At another town hall in Queens on 31 July, Gillibrand stated in response to similar concerns that she would not support the bill in its current form. She made good on her promise by notifying the Senate on 1 August that she wished to withdraw her sponsorship of the bill.

It is exceedingly rare for members of Congress to withdraw their sponsorship from bills. One veteran congressional staffer could recall only one instance of it happening in recent memory when a representative took his name off a bill regulating minor league baseball.

Activists mobilize

This dramatic reversal in Gillibrand’s stance is due to a combination of factors. On 17 July, the American Civil Liberties Union released a strongly worded letter it had sent to members of Congress urging them to oppose the bill, which it termed a “direct violation of the First Amendment.”

The ACLU’s letter ignited a firestorm over the bill and galvanized activists to oppose it.
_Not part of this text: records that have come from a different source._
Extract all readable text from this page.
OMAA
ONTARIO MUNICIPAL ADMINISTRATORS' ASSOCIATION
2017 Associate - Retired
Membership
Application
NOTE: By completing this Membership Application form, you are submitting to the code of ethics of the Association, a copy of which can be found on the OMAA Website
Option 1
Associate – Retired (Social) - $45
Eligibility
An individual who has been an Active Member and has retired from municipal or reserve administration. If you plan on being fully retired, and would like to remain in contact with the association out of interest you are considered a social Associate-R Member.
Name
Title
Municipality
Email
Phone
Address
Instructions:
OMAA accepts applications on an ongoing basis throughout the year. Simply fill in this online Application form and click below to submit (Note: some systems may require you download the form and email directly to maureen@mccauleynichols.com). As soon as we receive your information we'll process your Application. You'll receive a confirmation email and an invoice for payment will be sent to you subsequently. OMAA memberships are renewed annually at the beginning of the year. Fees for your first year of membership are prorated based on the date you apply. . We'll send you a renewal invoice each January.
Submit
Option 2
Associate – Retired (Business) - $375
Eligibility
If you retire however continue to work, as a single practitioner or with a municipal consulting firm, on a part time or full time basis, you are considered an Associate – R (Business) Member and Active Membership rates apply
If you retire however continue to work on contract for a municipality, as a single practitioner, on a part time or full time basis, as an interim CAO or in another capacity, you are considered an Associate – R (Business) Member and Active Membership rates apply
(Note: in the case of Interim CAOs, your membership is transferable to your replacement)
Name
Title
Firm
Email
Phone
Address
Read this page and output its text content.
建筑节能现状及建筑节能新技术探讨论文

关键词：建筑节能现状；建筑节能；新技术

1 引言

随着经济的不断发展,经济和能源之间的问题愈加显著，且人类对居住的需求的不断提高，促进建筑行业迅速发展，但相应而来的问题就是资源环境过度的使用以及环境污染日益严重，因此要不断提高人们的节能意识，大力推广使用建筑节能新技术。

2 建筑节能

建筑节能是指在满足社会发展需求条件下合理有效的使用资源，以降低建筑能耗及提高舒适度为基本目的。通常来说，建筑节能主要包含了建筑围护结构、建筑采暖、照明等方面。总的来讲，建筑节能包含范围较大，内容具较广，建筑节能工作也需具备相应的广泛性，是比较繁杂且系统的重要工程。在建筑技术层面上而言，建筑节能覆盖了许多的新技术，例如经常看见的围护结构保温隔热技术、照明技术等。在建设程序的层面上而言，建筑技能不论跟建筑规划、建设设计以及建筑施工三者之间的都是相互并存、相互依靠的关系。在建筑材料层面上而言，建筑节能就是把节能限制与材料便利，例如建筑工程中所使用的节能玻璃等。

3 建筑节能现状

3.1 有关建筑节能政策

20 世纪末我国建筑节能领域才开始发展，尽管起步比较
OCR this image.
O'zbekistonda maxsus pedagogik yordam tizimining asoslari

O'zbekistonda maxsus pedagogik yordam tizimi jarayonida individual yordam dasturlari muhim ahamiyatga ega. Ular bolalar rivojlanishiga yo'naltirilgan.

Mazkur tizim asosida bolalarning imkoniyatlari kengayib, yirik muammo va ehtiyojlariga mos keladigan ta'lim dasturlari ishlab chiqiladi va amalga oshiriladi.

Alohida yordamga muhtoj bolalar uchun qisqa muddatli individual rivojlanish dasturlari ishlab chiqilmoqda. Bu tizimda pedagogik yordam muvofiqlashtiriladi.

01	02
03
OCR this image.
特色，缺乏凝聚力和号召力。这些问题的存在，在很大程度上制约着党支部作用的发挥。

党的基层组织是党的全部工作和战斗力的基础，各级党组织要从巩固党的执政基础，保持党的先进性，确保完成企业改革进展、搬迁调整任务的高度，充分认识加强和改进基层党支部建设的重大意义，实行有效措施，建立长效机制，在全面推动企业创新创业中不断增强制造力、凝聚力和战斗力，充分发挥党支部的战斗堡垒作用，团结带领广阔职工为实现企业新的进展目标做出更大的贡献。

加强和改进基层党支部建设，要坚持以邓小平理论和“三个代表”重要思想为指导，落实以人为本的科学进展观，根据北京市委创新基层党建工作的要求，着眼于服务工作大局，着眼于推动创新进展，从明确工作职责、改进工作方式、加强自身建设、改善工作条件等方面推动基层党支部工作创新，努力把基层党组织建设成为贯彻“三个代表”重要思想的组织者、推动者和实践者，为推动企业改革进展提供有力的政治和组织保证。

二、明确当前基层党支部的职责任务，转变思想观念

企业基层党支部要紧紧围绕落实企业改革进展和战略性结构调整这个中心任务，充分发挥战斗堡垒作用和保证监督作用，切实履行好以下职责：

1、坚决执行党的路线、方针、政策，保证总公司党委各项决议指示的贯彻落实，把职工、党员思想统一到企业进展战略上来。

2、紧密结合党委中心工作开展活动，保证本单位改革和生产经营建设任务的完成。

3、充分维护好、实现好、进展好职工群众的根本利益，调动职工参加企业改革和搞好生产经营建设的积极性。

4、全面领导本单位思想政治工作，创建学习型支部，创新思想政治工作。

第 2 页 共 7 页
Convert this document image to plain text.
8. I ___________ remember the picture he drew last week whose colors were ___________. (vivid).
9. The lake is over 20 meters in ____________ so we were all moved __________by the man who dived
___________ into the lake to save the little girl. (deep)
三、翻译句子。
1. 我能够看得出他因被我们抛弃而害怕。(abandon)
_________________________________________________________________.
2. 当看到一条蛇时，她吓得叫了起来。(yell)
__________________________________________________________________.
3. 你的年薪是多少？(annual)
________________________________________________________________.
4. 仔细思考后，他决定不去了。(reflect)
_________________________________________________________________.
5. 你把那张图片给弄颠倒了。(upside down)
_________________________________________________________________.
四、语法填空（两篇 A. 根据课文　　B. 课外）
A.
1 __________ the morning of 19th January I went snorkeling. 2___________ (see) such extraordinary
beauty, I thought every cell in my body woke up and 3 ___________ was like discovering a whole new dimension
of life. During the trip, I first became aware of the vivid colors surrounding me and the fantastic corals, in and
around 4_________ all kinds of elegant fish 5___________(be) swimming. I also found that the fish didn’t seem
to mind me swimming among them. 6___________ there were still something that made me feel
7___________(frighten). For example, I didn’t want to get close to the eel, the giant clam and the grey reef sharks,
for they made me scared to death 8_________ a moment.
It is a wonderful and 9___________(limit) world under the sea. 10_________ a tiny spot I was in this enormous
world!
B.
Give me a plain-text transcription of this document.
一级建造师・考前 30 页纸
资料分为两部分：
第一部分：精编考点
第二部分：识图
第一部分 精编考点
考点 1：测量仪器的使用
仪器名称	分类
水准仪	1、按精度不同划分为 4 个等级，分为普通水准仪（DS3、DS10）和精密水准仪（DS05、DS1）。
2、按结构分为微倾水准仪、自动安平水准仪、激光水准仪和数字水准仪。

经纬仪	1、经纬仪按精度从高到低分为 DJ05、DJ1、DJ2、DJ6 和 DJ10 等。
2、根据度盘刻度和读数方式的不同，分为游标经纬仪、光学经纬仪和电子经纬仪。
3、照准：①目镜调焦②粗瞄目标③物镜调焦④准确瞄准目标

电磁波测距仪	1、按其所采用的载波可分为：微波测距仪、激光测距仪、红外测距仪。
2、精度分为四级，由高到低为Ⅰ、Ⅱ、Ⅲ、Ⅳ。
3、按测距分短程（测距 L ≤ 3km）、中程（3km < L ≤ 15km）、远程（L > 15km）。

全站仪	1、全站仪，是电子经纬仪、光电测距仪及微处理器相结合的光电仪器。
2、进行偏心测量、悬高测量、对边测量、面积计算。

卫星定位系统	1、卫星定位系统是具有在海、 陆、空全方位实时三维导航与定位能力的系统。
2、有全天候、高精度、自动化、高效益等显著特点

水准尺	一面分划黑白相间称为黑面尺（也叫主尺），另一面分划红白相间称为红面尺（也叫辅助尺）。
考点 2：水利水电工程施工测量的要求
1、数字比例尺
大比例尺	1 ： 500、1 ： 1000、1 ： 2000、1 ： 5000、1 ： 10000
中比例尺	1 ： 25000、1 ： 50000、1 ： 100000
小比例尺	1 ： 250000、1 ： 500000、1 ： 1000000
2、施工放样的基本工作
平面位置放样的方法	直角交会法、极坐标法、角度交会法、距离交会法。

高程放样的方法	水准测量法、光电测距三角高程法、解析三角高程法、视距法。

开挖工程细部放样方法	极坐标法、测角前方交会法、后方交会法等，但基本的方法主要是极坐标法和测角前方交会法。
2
Local organizations such as WESPAC, Adalah-NY, Jewish Voice for Peace-Westchester and Peace Action NY successfully mobilized to make this bill a central issue at the senator’s town halls. And in conjunction with this grassroots effort, national organizations such as the US Campaign for Palestinian Rights sent action alerts to New Yorkers deluging Gillibrand’s office with phone calls and emails.

Criminalizing speech

As first reported by The Electronic Intifada in April, the Israel Anti-Boycott Act is a chilling manifestation of attempts to criminalize Palestine solidarity work and the most draconian of the dozens of anti-BDS bill introduced in recent years.

The powerful Israel lobby group AIPAC has made the bill one of its top legislative priorities.

It would impose fines of up to $1 million and criminal penalties of up to 20 years in prison against any US person, including individuals, whose actions further a boycott of Israel or of Israeli settlement products called for by an international governmental organization. The bill would even criminalize the requesting or furnishing of information about such a boycott.

The bill would also deny government loans through the Export-Import Bank to firms that refuse to do business with corporations based in or operating out of Israeli settlements in occupied territory, which are illegal under international law.

Not only does the bill infringe on the First Amendment right to promote boycott, divestment and sanctions, but it also seeks to legitimize Israel’s settlements in the occupied West Bank and Golan Heights.

For decades, the US has refused to recognize the legitimacy of these settlements as part of Israel’s territory.

Gillibrand’s bold decision to withdraw her sponsorship of the Israel Anti-Boycott Act could signal its death knell, at least in its current form. However, with 46 senators and 249 representatives still supporting this unconstitutional bill, its passage remains a threat.

Josh Ruebner is Policy Director of the US Campaign for Palestinian Rights and author of Shattered Hopes: Obama’s Failure to Broker Israeli-Palestinian Peace. His forthcoming book is tentatively entitled Israel: Democracy or Apartheid State? He is a former Analyst in Middle East Affairs at Congressional Research Service.